Of course dildos have been around for millennia; they are recorded as being in use among the ancient Romans. The vibrator, however, is another story — an entirely modern invention, the dildo enhanced by electricity. And that is the story told, in doubtless highly fictionalised form, by the movie Hysteria. It is based on real events, it insists, and a Dr Joseph Mortimer Granville did indeed patent the first electricity-powered vibrator, as told in the movie, with Dr Granville impersonated by the highly personable Hugh Dancy.

It is 1880s London. Granville gets thrown out of a hospital job because of his belief in the radical theory of germs; he’s a progressive young chap, all for modern science and so on. He finds work with a Dr Darymple, who specialises in “female medicine”, which includes “pelvic massage” as a treatment for hysteria. That means manually stimulating an orgasm in the patient, though the medical consensus of the day had it that this was simply a nervous paroxysm, the female genitals being incapable of feeling real pleasure. Hysteria, of course, was thought to be a disorder caused by a wandering womb — an idea that goes back to the ancient Greeks (hystera being Greek for womb). Thank heavens Freud was just around the corner.

For Granville, though, his huge success as a manual stimulator overtaxes him somewhat, and this being an age of great technological advance it’s not a long way to the idea of a mechanised form of inducing those paroxysms in the otherwise prim ladies of London’s upper classes. It’s a spoiler, really, to say he invents a vibrator, because that happens halfway through the movie, but it’s the first thing you get in any one-line description of the movie, so relax and don’t worry too much about the plot points.

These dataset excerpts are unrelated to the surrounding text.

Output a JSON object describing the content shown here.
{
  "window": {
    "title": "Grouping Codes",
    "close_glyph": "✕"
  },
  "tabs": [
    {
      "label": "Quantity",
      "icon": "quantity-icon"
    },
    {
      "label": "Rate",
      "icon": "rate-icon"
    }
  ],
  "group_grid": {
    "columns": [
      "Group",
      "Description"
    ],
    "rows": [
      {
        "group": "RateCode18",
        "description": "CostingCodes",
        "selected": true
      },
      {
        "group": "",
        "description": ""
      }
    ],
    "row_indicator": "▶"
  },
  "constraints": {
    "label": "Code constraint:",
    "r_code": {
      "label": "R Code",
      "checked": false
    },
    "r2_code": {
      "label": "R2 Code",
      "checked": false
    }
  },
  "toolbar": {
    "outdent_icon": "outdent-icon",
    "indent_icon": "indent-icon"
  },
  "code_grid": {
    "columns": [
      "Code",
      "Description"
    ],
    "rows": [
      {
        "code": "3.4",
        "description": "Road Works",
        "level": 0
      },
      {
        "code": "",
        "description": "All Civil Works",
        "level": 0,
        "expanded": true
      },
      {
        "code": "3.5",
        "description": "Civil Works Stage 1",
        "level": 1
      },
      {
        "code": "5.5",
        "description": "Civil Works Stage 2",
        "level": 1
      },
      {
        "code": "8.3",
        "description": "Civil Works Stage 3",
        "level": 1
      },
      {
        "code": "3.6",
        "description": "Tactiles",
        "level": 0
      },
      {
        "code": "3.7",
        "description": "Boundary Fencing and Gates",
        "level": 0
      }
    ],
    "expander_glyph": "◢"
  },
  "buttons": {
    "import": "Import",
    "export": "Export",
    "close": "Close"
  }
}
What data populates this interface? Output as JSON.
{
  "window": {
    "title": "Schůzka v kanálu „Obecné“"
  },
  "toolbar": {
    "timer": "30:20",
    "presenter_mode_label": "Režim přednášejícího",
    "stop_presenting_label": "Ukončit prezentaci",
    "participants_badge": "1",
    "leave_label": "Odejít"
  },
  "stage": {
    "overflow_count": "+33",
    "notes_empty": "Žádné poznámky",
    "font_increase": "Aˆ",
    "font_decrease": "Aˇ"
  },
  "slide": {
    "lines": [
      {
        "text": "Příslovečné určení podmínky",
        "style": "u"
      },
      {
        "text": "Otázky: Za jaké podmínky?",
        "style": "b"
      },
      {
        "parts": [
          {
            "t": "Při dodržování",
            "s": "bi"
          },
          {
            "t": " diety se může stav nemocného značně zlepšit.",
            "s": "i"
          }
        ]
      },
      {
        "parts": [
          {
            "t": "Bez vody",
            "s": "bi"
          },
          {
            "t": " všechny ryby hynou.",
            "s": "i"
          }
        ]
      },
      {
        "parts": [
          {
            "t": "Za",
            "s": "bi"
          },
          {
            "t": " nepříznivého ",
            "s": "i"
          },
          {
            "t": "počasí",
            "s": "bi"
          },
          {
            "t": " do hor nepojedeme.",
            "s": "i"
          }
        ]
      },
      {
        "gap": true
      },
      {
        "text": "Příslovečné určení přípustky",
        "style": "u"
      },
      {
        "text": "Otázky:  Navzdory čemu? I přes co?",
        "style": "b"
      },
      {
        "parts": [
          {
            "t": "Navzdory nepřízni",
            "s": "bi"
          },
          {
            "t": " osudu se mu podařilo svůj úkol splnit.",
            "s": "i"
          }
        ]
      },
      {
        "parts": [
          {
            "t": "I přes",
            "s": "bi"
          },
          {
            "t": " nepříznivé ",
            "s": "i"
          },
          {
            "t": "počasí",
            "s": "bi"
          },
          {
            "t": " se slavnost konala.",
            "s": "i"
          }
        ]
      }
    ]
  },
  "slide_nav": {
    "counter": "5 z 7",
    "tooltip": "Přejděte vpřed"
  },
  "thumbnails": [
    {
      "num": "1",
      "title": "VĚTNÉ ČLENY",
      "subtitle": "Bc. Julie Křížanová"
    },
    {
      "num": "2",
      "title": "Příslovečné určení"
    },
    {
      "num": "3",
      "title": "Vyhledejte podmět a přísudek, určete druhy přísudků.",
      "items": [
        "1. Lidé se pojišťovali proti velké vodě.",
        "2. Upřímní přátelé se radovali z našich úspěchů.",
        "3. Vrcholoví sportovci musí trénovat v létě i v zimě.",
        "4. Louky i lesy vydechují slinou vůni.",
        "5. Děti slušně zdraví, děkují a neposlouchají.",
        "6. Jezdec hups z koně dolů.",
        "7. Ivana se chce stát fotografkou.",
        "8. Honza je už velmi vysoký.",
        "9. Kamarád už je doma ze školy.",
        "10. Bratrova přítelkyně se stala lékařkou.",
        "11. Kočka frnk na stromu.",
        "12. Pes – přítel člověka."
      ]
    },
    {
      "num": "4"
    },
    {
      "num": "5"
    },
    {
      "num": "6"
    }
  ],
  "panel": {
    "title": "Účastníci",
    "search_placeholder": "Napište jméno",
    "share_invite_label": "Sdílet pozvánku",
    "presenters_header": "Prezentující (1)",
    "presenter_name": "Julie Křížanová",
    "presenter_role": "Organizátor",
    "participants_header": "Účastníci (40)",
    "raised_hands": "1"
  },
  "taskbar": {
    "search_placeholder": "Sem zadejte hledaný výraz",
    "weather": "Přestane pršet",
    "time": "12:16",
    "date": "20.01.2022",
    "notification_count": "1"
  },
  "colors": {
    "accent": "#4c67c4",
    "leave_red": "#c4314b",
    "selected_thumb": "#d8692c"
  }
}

Alongside his medical progress, Granville is progressing romantically. But will it be Dr Darymple’s angel of a dutiful daughter, Emily, or will it be the “Chinese cracker” Charlotte, a liberated, free-thinking suffragette and practically a médécin sans frontières herself? Emily is much like those saintly heroines of Dickens’s who were said to have mere table legs under those voluminous skirts, whereas Charlotte is played by the fiery Maggie Gyllenhaal, so it doesn’t seem a fair contest.

A stately romp
At any rate, the conflicts suffered by Granville (and Dancy looks most fetching when he’s squirming with embarrassment) and the rest of them are parlayed into a story that proceeds at a pace one can only call a stately romp. It is also pretty predictable, given the way it sets itself up, but then that goes for most of what one sees on the big screen, and at least the bits between the predictable developments are presented with wit, energy and charm.

The film looks lovely, in that BBCish period-picture way in which even the poorest people are clad in the most immaculately ragged, stained and dun-coloured costumes. It tends to overdo the musical cues and clichés somewhat too: whenever Gyllenhaal appears riding a bicycle, for instance, expect to hear some jolly little ditty bouncing along in the background. On the other hand, one operatic moment in the doctors’ consulting rooms is quite priceless.

The subordinate roles are filled by British thesps of considerable standing, giving them a pleasing solidity and depth of character. Jonathan Pryce is almost inevitably cast as the huffily conventional Dr Darymple, and Rupert Everett is just as inevitably given the role of the eccentric aristocrat with a passion for electrical experimentation and, it is suggested, sexual deviance.

It is no great work of pioneering cinema, but Hysteria is very enjoyable in a middle-of-the road sort of way. It is amusing without being, er, hysterically funny; it is consistently engaging without being utterly gripping. Despite its allegedly path-breaking subject matter, it’s really the kind of movie you could enjoy the way one appreciates a nice cup of tea.